Minidrama apps are going mainstream: Fox backs Dhar Mann's move
If you make story-driven content, here's the uncomfortable truth: the feed is slowly turning into TV. Not "Hollywood TV." Phone-first, cliffhanger-every-30-seconds TV.
And now a major studio is basically saying the quiet part out loud: creators aren't just marketing the shows anymore. Creators are the shows.
What happened
Dhar Mann Studios signed a multi-year agreement with Fox Entertainment to produce 40 narrative vertical series for My Drama, a minidrama app owned by Holywater (a tech company headquartered in Ukraine).

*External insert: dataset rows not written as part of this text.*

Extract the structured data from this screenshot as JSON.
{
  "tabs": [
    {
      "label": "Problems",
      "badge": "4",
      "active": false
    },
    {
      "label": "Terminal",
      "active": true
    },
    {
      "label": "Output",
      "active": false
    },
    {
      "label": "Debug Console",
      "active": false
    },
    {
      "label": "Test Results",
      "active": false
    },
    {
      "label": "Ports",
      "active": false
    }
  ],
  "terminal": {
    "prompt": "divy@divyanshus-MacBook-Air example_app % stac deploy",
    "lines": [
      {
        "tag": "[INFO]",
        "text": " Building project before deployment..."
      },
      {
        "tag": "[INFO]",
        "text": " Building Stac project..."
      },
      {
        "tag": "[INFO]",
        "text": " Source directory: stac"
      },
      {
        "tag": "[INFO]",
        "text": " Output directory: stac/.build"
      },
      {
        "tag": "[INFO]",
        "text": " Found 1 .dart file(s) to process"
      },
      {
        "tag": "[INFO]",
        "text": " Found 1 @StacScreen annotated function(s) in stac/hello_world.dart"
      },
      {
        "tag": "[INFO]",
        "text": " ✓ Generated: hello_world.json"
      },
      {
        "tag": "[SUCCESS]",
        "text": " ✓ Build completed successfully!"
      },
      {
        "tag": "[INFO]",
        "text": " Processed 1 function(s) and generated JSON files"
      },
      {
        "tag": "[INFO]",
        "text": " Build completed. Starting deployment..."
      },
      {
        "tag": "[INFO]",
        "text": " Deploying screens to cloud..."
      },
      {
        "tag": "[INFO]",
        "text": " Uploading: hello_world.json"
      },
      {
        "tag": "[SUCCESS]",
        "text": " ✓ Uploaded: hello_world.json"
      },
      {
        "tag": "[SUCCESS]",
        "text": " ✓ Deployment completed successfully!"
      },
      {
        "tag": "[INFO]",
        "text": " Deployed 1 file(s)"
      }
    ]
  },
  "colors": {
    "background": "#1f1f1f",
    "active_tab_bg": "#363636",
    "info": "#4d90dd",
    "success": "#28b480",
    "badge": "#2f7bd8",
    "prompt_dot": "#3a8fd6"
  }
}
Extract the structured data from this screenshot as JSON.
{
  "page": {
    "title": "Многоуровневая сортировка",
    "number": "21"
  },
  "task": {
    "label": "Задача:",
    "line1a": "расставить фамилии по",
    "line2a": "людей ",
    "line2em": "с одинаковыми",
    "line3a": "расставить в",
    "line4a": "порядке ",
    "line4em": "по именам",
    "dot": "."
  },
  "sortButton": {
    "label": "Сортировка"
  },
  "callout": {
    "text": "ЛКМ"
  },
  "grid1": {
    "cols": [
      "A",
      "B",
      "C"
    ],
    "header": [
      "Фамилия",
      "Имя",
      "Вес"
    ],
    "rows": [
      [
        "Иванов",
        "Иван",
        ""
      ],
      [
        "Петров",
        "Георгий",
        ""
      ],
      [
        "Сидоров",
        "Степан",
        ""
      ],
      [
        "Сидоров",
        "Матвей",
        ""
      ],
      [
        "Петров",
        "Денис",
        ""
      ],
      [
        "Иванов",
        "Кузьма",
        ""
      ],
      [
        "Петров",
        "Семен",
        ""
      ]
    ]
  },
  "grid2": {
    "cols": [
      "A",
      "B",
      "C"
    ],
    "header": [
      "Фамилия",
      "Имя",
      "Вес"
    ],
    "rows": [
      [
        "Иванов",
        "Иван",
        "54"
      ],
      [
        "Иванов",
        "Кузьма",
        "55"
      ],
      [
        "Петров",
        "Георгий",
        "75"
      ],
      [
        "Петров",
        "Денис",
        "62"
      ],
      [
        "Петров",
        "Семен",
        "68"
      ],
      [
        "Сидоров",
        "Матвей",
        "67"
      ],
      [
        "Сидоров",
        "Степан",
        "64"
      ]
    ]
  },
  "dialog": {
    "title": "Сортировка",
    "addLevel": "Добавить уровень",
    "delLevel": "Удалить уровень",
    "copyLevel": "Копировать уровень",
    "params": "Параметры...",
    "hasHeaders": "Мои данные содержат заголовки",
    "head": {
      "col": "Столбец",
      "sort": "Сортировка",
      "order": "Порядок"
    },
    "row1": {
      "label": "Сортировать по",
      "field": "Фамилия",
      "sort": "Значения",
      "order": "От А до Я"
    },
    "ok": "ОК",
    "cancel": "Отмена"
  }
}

This isn't Fox dabbling. Fox invested in Holywater last October for an equity stake (the amount wasn't disclosed) and committed to building an ongoing pipeline of 200+ minidrama titles for My Drama. Dhar Mann's 40 projects sit inside that bigger push.
The new shows will debut with an exclusivity window on My Drama and on Fox Entertainment Global's distribution outlets. After that window? Nobody's publicly spelling out whether the series will land on YouTube, TikTok, or Reels.
One creator-friendly detail: the deal includes terms that keep Dhar Mann in control of his original work - ownership and creative independence are part of the package.
The slate is being led by Erin McFarlane, Dhar Mann Studios' Head of Vertical Content, who previously worked in vertical programming at SaltyTV.
Also worth remembering: Dhar Mann isn't "new" to vertical. He has a massive short-form footprint (including roughly 18M on TikTok), and his long-form YouTube engine pulls in eye-watering volume (reportedly over 200M views per month). This move is more like... formalizing what he's already built.
Why creators should care
This is the real signal: scripted vertical is becoming its own distribution lane, with its own budgets, exec attention, and - crucially - platform politics.
Minidrama apps (My Drama, ReelShort, DramaBox, ShortMax, FlexTV - pick your poison) don't behave like YouTube. They're closer to mobile gaming: episodic hooks, aggressive retention loops, and monetization that often leans on subscriptions or pay-per-episode unlocks. Different rules. Different winners.
So if you're a creator, this deal matters for three reasons:
1) Attention is shifting. People already watch vertical fiction in huge volumes. Now big entertainment money is chasing it. That usually means more inventory, more competition, and higher expectations on pacing and craft.
2) Distribution is getting... gated. An exclusivity window sounds harmless until you realize it can cut your audience off from where you're strongest. If your flywheel is "Shorts → YouTube → brand deals," a closed app launch changes your funnel.
3) Ownership is becoming the negotiation battleground. The notable part here isn't "40 shows." It's that a top creator got explicit protection around creative control. If you don't ask for that, nobody's going to hand it to you out of pure vibes.
Here's the mentor-ish part: if a platform needs you to be great, they'll call it "a partnership." If they don't, they'll call it "standard terms." Same contract. Different lipstick.What to do next
Decide what business you're in. If you're building a fanbase you can move anywhere, prioritize platforms that keep discovery open. If you're building a studio, start learning how walled-garden apps pay and what they demand (deliverables, revisions, turnaround, exclusivity).
Practice the minidrama craft on your own turf first. Before you chase deals, run a 10-20 episode vertical fiction test on TikTok/Reels/Shorts with ruthless cliffhangers. Treat it like an R&D sprint. Your data becomes your leverage.
Get allergic to vague rights language. If anyone wants exclusivity, ask: how long, where, and what happens after? Can you repost clips? Can you do a "director's cut" on YouTube later? Can you keep character IP? Push for clarity like your rent depends on it. Because it might.
Build a "vertical writers room" workflow. Script templates, hook library, character bible, shot list conventions, a repeatable production pipeline. Minidrama isn't one great video. It's a factory that still has to feel human.
Watch Fox + Holywater like a trendline, not gossip. When big distributors start placing bets (equity stakes, multi-year slates), they're not doing it for fun. It usually means more buyers show up next - and the early creators who understand the format get first pick of the upside.